MORE than 5 000 disadvantaged girls in Bushbuckridge alone had been benefiting from re-useable sanitary towels over the past seven years.
This is due to the hard work and dedication of Chriselda Ndlovu, the founder of the initiative, who told NewsHorn that the Cef-Pads drive was part of her community development project.
Ndlovu said she originally used to distribute sanitary towels to disadvantaged girls in Mpumalanga, Limpopo and across the border into Mozambique.
“As I was running the programme, I realised there were countless needy girls who needed support. I was distributing both disposable and re-usable sanitary towels. I used to source the re-usable pads from suppliers in other provinces since I didn’t know about any company manufacturing such in my province,” Ndlovu said.
“As a social enterprise for sustainability, our products include all women, we have washable and re-usable sanitary pads, nursing pads for breast-feeding moms, baby diapers inserts and panty liners for everyday use,” she said.
“We give new moms nursing pads. It is indeed pads with purpose. We have more in stock and we invite individuals and corporate companies to join hands as we end period poverty,” she added.
When asked what motivated her to start the initiative, Ndlovu said she was inspired by her upbringing.
“I knew how it felt to miss school due to a lack of sanitary towels. I was not raised with a silver spoon in my mouth and I am glad that it made me streetwise. When the girl child reaches puberty and their menstruation cycles start, the fear and rejection stage is common among them, particularly on the very first day of their periods they don’t have access to sanitary towels at all. It makes their situations more painful, therefore I heeded the call to be the help I once needed,” Ndlovu explained.

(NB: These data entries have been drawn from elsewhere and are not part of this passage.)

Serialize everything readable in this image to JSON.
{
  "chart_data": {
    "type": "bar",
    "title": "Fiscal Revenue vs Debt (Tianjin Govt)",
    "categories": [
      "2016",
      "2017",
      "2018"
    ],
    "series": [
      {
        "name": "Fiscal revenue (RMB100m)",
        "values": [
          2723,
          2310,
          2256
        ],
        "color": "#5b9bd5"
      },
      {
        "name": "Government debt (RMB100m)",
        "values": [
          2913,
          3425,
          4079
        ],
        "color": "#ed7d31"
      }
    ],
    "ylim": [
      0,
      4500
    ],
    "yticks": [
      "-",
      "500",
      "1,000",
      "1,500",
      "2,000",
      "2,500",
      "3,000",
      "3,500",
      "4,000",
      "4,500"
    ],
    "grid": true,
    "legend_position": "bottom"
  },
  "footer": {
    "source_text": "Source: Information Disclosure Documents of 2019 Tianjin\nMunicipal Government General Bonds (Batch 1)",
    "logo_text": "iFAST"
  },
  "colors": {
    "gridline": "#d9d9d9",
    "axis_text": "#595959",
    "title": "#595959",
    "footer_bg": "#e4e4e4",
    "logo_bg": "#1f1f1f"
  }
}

She said the pads were not new on the market. Cloth pads are free of chemicals and the fabrics used are breathable and kind to skin.
“Not only because of the cost-effective part, but also no surprise leakage, the pad is comfortable and you can wear it longer than the normal pad and it would contain no stain at all. The products are also environmentally friendly, washable and re-usable,” Ndlovu told NewsHorn.
The cloth pads are a long-term solution and with proper care, the producers say it can be used for three to five years.
· Meanwhile, another cloth-pad manufacturing factory had recently opened in Nelspruit.
Retired gynaecologist, Melenie Mamba, said the cloths pads were safe to use provided the user did not add chemicals to it.
“I will recommend them to anyone who feels comfortable using it because before the modern pads were introduced, women were using the cloth pad and they were fine. My advice is that those who are using these must not use chemicals (see below) to clean it because that might cause infections,” she said.
Dr Sadhvir Bissoon, standard executive at the South African Bureau of Standards had advised consumers that there were no SABS approved re-usable sanitary towels available in the country. “The draft standard, South African National Standard 1812 for the manufacture of washable, re-usable sanitary towels for external use is still under development. This means that there is currently no South African national standard that the products could be tested against,” Bissoon said.